Ruth Ann said his rifle matched her .308 hunting rifle caliber so we would be keeping it. Together we put the guy feet first most of the way into the bed of our wagon.

  I walked on to the group of three that Ruth Ann had dispatched while she drove the car with its hatch still up. We were just starting our work when the sound of heavy engines scared the shit out of us.

  Looking up, a line of four Humvees was heading right for us. Each had a soldier standing behind an M60 machine gun.

  I’m stuffing a guy’s head into a garbage bag and Ruth Ann has her hands in his pockets. There are two more dead guys next to us and one more hanging out the back of our car. I was hoping Ruth Ann would say “Let me do the talking.” But she didn’t.

  The lead Humvee stopped near us. I watched with dismay as two of the M60’s turned in our direction. A tired looking lieutenant exited the Humvee’s passenger side. One hand rested above his undrawn side arm. His other held a clipboard. I got even more nervous as clipboards can be more dangerous than guns.
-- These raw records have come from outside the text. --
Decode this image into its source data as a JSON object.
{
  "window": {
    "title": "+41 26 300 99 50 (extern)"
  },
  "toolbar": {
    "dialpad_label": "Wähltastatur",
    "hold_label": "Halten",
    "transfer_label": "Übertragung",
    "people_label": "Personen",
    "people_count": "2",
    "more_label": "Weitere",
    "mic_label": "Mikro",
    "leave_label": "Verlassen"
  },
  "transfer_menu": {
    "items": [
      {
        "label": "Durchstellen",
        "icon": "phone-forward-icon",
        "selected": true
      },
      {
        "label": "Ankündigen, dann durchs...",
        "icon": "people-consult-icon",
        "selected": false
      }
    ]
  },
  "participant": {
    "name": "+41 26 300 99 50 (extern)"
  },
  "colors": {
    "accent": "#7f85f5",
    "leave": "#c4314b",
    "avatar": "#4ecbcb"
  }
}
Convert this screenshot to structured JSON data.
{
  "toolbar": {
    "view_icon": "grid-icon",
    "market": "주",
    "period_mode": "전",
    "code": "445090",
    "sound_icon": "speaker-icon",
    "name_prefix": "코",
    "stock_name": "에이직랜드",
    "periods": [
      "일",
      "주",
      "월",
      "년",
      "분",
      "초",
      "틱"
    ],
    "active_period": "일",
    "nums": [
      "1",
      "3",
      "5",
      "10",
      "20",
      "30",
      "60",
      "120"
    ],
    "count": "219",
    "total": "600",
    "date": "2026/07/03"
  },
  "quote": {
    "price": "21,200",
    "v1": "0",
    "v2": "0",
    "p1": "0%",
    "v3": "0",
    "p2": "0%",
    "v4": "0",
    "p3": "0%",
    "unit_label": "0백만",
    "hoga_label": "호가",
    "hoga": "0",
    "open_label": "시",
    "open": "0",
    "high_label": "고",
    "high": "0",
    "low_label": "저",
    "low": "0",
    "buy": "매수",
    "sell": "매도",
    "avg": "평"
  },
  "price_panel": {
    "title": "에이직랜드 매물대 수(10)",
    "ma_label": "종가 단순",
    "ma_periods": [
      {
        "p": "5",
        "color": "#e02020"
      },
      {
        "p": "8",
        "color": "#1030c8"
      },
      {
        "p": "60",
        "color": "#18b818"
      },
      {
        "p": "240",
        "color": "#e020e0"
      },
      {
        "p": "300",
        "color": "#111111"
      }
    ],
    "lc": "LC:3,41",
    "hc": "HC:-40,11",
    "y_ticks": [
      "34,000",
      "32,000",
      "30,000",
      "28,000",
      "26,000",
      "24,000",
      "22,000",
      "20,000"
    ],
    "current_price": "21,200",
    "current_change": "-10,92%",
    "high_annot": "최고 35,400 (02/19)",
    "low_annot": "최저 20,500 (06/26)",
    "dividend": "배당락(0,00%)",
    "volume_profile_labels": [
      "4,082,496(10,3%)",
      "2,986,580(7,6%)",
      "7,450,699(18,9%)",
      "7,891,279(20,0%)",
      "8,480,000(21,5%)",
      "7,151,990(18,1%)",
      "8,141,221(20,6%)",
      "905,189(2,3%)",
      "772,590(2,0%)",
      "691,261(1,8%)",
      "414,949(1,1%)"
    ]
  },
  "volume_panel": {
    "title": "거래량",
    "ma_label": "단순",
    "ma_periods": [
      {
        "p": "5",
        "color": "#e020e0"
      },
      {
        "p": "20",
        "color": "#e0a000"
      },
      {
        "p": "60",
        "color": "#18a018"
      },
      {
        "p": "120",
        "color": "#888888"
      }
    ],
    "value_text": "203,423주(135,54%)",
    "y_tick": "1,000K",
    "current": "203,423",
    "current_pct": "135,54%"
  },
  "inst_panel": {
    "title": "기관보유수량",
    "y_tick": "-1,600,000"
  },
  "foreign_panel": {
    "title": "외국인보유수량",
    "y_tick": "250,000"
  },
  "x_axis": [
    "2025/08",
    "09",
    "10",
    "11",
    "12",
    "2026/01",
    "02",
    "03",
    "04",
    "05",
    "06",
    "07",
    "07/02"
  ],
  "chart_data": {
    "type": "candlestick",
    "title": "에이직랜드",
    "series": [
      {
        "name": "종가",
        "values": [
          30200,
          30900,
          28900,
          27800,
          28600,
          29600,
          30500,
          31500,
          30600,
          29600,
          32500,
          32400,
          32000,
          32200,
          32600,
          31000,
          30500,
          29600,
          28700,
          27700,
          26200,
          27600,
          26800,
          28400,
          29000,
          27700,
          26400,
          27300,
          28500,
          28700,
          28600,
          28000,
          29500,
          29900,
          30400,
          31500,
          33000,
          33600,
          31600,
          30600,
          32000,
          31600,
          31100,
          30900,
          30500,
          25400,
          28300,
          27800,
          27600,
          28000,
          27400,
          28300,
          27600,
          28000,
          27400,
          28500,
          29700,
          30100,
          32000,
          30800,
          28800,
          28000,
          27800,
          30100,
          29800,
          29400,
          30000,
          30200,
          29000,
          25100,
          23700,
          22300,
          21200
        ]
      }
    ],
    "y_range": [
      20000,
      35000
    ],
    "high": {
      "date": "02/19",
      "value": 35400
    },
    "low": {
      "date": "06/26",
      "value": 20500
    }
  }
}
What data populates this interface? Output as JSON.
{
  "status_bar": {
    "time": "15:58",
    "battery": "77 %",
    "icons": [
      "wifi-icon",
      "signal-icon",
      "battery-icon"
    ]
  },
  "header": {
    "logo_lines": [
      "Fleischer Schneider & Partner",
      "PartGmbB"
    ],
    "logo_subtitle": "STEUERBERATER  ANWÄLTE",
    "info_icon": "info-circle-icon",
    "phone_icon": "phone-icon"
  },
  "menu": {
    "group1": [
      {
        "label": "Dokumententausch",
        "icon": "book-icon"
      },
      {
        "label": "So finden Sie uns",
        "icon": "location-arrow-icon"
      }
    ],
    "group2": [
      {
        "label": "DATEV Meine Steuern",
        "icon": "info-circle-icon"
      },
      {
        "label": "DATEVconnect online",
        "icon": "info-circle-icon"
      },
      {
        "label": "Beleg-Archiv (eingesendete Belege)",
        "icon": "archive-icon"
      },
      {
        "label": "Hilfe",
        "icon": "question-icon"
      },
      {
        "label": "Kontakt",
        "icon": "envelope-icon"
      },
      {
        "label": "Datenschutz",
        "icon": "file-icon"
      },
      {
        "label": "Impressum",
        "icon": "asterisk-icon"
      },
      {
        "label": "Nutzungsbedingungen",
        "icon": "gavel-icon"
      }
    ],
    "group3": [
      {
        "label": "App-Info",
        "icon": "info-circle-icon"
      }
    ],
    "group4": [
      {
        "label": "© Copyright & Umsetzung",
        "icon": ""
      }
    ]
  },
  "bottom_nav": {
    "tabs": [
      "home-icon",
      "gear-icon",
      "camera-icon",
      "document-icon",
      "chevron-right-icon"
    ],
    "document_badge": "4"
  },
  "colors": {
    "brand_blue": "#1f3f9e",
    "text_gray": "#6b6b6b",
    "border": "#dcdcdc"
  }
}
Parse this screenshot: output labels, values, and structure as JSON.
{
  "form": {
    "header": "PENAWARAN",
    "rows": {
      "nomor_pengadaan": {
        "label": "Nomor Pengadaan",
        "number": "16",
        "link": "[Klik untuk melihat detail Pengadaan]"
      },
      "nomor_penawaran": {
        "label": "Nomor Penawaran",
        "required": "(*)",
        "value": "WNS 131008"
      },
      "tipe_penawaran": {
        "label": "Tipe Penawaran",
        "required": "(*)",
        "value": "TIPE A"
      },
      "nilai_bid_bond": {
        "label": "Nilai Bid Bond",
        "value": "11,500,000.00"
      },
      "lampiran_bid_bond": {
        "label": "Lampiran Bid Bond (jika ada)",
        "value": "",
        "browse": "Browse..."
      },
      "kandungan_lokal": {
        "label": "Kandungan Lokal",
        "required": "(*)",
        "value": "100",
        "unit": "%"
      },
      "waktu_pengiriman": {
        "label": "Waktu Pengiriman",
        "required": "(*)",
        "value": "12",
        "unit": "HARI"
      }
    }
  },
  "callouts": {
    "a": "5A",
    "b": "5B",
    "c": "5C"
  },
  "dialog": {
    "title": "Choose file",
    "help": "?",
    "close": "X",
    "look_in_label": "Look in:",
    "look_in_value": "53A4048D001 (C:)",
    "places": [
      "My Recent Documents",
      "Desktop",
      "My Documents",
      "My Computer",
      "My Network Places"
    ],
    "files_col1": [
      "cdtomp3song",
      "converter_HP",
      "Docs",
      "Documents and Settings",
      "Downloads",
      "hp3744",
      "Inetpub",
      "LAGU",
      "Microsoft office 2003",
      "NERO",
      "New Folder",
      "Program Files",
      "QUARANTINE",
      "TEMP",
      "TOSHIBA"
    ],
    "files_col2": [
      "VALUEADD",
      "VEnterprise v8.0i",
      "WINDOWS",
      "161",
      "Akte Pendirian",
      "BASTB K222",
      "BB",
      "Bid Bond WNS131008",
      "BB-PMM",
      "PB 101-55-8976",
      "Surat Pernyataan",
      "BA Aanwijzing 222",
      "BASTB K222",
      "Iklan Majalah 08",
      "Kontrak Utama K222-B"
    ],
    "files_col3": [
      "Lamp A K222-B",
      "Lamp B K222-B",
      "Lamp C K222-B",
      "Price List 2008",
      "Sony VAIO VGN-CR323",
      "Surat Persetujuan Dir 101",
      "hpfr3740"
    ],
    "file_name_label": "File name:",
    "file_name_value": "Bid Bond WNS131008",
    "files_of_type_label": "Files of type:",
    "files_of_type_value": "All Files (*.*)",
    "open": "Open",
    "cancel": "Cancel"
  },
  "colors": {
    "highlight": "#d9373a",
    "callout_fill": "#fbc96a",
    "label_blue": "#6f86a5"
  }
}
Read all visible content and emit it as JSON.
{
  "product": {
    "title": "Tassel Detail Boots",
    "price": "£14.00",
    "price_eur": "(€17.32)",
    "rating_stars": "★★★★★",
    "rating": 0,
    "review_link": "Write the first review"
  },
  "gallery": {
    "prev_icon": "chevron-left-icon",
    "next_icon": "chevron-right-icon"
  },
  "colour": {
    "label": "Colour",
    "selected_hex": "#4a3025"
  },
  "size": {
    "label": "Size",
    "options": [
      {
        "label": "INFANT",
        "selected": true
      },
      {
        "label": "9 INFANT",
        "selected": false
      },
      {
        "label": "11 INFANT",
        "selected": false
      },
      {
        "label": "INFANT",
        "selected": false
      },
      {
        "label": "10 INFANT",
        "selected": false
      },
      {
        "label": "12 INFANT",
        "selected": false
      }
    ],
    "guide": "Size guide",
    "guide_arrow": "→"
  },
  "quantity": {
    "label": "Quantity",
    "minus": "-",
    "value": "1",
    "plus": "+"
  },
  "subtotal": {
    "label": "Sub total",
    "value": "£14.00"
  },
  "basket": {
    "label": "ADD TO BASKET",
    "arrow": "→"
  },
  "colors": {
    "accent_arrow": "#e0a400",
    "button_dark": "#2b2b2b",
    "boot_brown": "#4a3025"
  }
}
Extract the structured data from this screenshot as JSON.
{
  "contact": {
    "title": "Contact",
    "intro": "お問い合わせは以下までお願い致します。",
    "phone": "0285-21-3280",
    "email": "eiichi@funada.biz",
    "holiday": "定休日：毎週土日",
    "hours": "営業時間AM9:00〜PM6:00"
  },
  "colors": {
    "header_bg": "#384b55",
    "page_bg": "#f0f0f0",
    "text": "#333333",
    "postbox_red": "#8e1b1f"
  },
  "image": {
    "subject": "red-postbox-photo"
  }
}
  “Mr. and Mrs. Handsman?” he said half looking at us half at his clipboard.

  “Yes, that’s us. How can we help you?” I said sounding like an idiot.

  “I am Lieutenant Mancheski, Wisconsin National Guard. Who are your friends?”

  “Looters. They did those three houses yesterday,” I pointed, “and came for us at three this morning.”

  “I see,” he looked at the looted homes then at the corpses. I could see in his face he was done thinking about three dead looters.

  “Mr. Handsman, sir, this is our last time through the area. If you wish to come with us, we can escort you to the safe zone. The number of walkers we are running into is increasing quickly. We cannot protect you out here...” He nodded towards the bodies.